Top positive review
Great collection of excellent sword-and-sorcery
Reviewed in the United States on March 13, 2019
This collection includes Oathbound, Oathbreakers, and Oathblood. They feature Tarma, an asexual swordswoman extraordinaire who is tutored by the best fighters of her people (even though they are now dead), and Kethry, a mage who has been bound to a sword that makes her an excellent fighter, although the payment is she must help women in need of her services.
Oathbound: This is truly one of the best sword-and-sorcery novels I've read. The heart of sword-and-sorcery is the old-fashioned "buddy novel." This book has the twist that the buddies are women, competent in their fields of expertise. Add to it the sorceress has a magical sword takes over the fighting for her and that negates most of the bad side of being a mage (an actual physical attack will distract or disable most mages in a lot of fiction) so the warrior doesn't have to spend all her time making sure her sworn sister is safe and the stories become more believable. This novel feels episodic as there really isn't an overarching theme.

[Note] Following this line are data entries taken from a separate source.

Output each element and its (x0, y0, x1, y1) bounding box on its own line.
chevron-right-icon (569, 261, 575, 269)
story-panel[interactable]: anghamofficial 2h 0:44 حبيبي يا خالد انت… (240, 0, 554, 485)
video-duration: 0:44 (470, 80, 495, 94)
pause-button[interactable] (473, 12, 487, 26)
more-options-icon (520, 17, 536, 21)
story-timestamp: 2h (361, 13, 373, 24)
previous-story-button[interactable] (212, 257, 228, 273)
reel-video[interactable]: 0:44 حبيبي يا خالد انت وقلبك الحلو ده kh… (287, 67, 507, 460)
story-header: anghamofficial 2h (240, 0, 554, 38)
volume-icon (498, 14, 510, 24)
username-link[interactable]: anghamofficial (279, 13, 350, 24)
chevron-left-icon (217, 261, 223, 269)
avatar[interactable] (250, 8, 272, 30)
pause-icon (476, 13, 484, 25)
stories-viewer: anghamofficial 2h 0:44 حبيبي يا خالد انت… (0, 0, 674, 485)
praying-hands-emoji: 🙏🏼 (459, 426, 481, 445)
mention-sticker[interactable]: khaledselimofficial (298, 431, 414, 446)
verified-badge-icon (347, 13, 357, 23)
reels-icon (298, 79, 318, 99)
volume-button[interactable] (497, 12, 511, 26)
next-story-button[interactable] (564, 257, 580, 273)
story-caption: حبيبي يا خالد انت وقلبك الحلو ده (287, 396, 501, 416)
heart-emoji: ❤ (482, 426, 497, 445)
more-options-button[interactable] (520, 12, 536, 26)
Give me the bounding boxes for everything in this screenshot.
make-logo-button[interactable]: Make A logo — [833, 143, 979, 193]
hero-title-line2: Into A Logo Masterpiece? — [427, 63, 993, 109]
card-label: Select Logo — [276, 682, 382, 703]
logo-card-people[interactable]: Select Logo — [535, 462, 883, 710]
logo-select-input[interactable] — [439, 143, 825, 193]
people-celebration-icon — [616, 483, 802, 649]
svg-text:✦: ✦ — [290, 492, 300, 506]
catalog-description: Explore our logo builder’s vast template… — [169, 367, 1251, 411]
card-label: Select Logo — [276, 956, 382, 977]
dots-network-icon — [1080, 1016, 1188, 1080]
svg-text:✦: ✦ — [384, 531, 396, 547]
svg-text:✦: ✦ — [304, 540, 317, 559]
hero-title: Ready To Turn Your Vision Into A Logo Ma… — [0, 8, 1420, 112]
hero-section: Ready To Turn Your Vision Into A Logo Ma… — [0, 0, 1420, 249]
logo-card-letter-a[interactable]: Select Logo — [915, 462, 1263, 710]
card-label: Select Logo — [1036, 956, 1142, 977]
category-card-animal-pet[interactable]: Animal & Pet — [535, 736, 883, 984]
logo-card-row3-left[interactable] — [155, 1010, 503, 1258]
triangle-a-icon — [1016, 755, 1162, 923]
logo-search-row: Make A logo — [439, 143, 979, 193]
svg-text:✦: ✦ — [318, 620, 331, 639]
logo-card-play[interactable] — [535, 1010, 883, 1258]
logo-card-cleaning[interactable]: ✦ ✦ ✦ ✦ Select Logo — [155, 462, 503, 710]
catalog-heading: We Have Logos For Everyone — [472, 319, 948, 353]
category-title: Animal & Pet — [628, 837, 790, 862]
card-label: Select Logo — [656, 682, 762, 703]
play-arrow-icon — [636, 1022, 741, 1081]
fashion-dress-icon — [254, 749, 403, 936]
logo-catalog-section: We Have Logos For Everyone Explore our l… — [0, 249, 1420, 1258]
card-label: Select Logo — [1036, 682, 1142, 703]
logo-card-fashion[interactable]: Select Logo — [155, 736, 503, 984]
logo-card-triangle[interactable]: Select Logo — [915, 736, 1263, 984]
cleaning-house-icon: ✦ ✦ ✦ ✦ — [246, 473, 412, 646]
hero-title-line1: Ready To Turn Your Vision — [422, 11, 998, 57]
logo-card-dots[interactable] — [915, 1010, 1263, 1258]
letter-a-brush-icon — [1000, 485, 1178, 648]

Oathbreakers: Many times a sequel isn't as strong as the original. Oathbreakers, if anything, is stronger. Less episodic, there's a missing person who ties the whole novel together. Kethry and Tarma are tasked to find her, or to discover her fate. For fans of Valdemar, a herald and his companion do make an entrance. The background to one of Valdemar's alliances is also revealed.
Oathblood: This is a collection of short stories featuring Kethry and Tarma. Some I had read in anthologies. but others were totally new to me. Two had been subsumed into Oathbound. Those I skimmed as I had just read that book and they were nearly the same. Both the characters and the author matured and the stories steadily improved. In the end, I could tell that Tarma and Kethry knew they were good at what they did, but also didn't consider themselves "real" heroes. This quotation sums it up: "There’s your real heroes—the people who keep coping, keep trying, no matter how many blows Fate takes at them. Nobody’ ll make a song about them, but they’re heroes all the same."
People may not realize that there are two CDs created to accompany Oathbound and Oathbreakers. They bear the same title, but are/were put out by Firebird Arts and Music. They include the filk songs (science fiction/fantasy folk songs) that Lackey published about these books. Both are excellent listening. The lyrics are included at the end of this collection.
If you enjoy well-written fantasy, you should certainly have these books in your collection. Highly recommended.